No Fancy Name
Saturday, June 12, 2004
me, and the product diffusion curve
For someone who constantly reads about cutting-edge technology on the market and enjoys it immensely, I never fall in the "innovators" category, and only rarely fall into the "early adopters" category. For some things I happily fall in the "early majority" but for other things, I surprisingly fall in the "laggard" area, or at the very least, "late majority". For example, I own a laptop with a 17" monitor, and would pretty much wither up and die without it, but I do not own a VCR, DVD player, nor do I have digital cable. But that doesn't mean I don't want those things...I think it's a money issue. I'd rather spend moola on groceries and/or paying the bills and/or debt I have stacked up; if I really, really want to watch something on DVD, I have friends I can beg.

So when it comes to cool new technology, I go for the free things. In this case, the Mozilla products. I used the first few versions of the Mozilla Web browser, way back in '98 and '99, and loved them quite a bit. But then I switched back to Netscape when the late version 6 and first version 7 came out, and I use that whenever I can, which is most of the time (unless some dummy has created a Web-based tool that I have to use for something work-related, and it only works in IE because they use non-standard client-side scripting....not that it's a peeve or anything....).

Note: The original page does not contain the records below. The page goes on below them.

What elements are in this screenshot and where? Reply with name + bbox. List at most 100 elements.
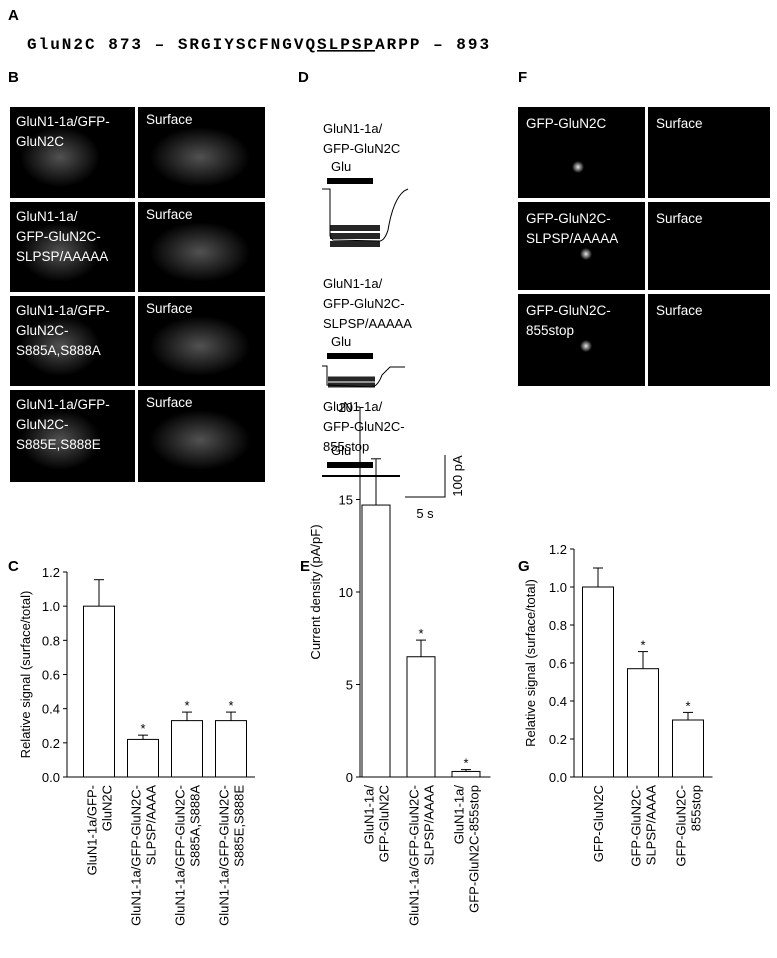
image-label: GluN1-1a/GFP- xyxy=(16,397,110,412)
micrograph xyxy=(518,294,645,386)
y-tick-label: 0.2 xyxy=(549,732,567,747)
panel-label: F xyxy=(518,69,527,86)
x-tick-label: GluN1-1a/GFP-GluN2C- xyxy=(407,785,422,926)
image-label: 855stop xyxy=(526,323,574,338)
bar xyxy=(451,770,481,778)
traces xyxy=(322,178,446,498)
image-label: GluN1-1a/GFP- xyxy=(16,303,110,318)
cell-glow xyxy=(150,127,250,187)
x-tick-label: GluN1-1a/GFP- xyxy=(85,785,100,875)
y-axis-title: Current density (pA/pF) xyxy=(308,524,323,659)
y-tick-label: 0 xyxy=(346,770,353,785)
image-label: Surface xyxy=(656,303,703,318)
image-label: Surface xyxy=(146,395,193,410)
trace-label: GFP-GluN2C xyxy=(323,141,400,156)
bar-chart: 0.0 0.2 0.4 0.6 0.8 1.0 1.2 Relative signal (su… xyxy=(18,565,255,926)
significance-marker: * xyxy=(418,626,423,641)
cell-glow xyxy=(20,127,100,187)
micrograph xyxy=(648,202,770,290)
trace-label: GluN1-1a/ xyxy=(323,399,383,414)
images: GluN1-1a/GFP-GluN2CSurfaceGluN1-1a/GFP-G… xyxy=(10,107,770,521)
bar xyxy=(171,720,203,778)
x-tick-label: GluN2C xyxy=(100,785,115,831)
y-tick-label: 0.2 xyxy=(42,736,60,751)
micrograph xyxy=(518,107,645,198)
significance-marker: * xyxy=(463,756,468,771)
bar xyxy=(83,605,115,778)
image-label: S885E,S888E xyxy=(16,437,101,452)
x-tick-label: GFP-GluN2C- xyxy=(674,785,689,867)
panel-label: C xyxy=(8,558,19,575)
x-tick-label: GluN1-1a/ xyxy=(452,785,467,845)
stimulus-label: Glu xyxy=(331,159,351,174)
x-tick-label: SLPSP/AAAA xyxy=(144,785,159,866)
image-label: Surface xyxy=(146,112,193,127)
trace-label: GluN1-1a/ xyxy=(323,276,383,291)
scale-label: 100 pA xyxy=(450,455,465,497)
cell-body xyxy=(572,161,584,173)
image-label: GFP-GluN2C- xyxy=(526,303,611,318)
x-tick-label: 855stop xyxy=(689,785,704,831)
bar xyxy=(215,720,247,778)
x-tick-label: GluN1-1a/GFP-GluN2C- xyxy=(217,785,232,926)
image-label: SLPSP/AAAAA xyxy=(526,231,618,246)
trace-label: SLPSP/AAAAA xyxy=(323,316,412,331)
image-label: GFP-GluN2C- xyxy=(16,229,101,244)
bar xyxy=(627,668,659,778)
x-tick-label: GFP-GluN2C xyxy=(377,785,392,862)
cell-body xyxy=(580,340,592,352)
x-tick-label: GFP-GluN2C xyxy=(591,785,606,862)
x-tick-label: S885E,S888E xyxy=(232,785,247,867)
cell-glow xyxy=(20,222,100,282)
micrograph xyxy=(648,107,770,198)
image-label: GluN2C- xyxy=(16,323,69,338)
y-tick-label: 0.8 xyxy=(42,633,60,648)
x-tick-label: SLPSP/AAAA xyxy=(422,785,437,866)
y-tick-label: 0.4 xyxy=(549,694,567,709)
y-tick-label: 15 xyxy=(339,493,353,508)
image-label: Surface xyxy=(656,116,703,131)
stimulus-label: Glu xyxy=(331,443,351,458)
bar xyxy=(361,504,391,778)
y-tick-label: 20 xyxy=(339,400,353,415)
y-tick-label: 1.0 xyxy=(549,580,567,595)
trace-label: GluN1-1a/ xyxy=(323,121,383,136)
significance-marker: * xyxy=(140,721,145,736)
x-tick-label: GluN1-1a/GFP-GluN2C- xyxy=(129,785,144,926)
x-tick-label: GluN1-1a/GFP-GluN2C- xyxy=(173,785,188,926)
x-tick-label: SLPSP/AAAA xyxy=(644,785,659,866)
y-axis-title: Relative signal (surface/total) xyxy=(18,591,33,759)
image-label: GluN1-1a/GFP- xyxy=(16,114,110,129)
stimulus-label: Glu xyxy=(331,334,351,349)
y-tick-label: 0.8 xyxy=(549,618,567,633)
image-label: Surface xyxy=(146,207,193,222)
scale-label: 5 s xyxy=(416,506,434,521)
image-label: GluN1-1a/ xyxy=(16,209,78,224)
x-tick-label: GFP-GluN2C-855stop xyxy=(467,785,482,913)
bar xyxy=(127,738,159,778)
panel-label: G xyxy=(518,558,530,575)
trace-label: 855stop xyxy=(323,439,369,454)
x-tick-label: S885A,S888A xyxy=(188,785,203,867)
trace-label: GFP-GluN2C- xyxy=(323,296,405,311)
image-label: Surface xyxy=(656,211,703,226)
panel-label: D xyxy=(298,69,309,86)
cell-glow xyxy=(20,410,100,470)
y-tick-label: 0.6 xyxy=(549,656,567,671)
y-tick-label: 0.0 xyxy=(42,770,60,785)
image-label: GluN2C xyxy=(16,134,64,149)
significance-marker: * xyxy=(640,638,645,653)
y-tick-label: 0.0 xyxy=(549,770,567,785)
x-tick-label: GFP-GluN2C- xyxy=(629,785,644,867)
image-label: S885A,S888A xyxy=(16,343,101,358)
x-tick-label: GluN1-1a/ xyxy=(362,785,377,845)
micrograph xyxy=(518,202,645,290)
significance-marker: * xyxy=(184,698,189,713)
y-tick-label: 1.2 xyxy=(42,565,60,580)
significance-marker: * xyxy=(685,698,690,713)
cell-glow xyxy=(20,316,100,376)
y-tick-label: 1.0 xyxy=(42,599,60,614)
y-tick-label: 0.6 xyxy=(42,668,60,683)
sequence-suffix: ARPP – 893 xyxy=(375,36,491,54)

On a whim (that, and someone I know uses it), I decided to try Firefox. It installed fine, launched fine, worked fine...but what it was missing was the extra edge that would make me uninstall Netscape 7.1, and I didn't find it. Pages were rendered the same, and as quickly. The memory usage on my machine was the same, and sometimes was larger for Firefox (strange, I thought, but whatever). Everything that I do in NS 7.1, I could do in Firefox, with no discernible difference in the speed or execution of the tasks I perform on a daily basis. So, I uninstalled it.

Then I felt bad, because I want to support the Mozilla folks, so I installed Thunderbird (email and news client). I have been perfectly happy with my email client, The Bat, for the last three years or so that I've used it, but I retired The Bat and am now using Thunderbird. The feature set is virtually identical, and in some cases even the menus and helper text are identical, but the footprint for Thunderbird is slightly less, and the Mozilla folks are local, so they get my support. That has to be one of the silliest reasons for switching email clients, but when the pro list and the con list is identical, things like that become the tiebreakers.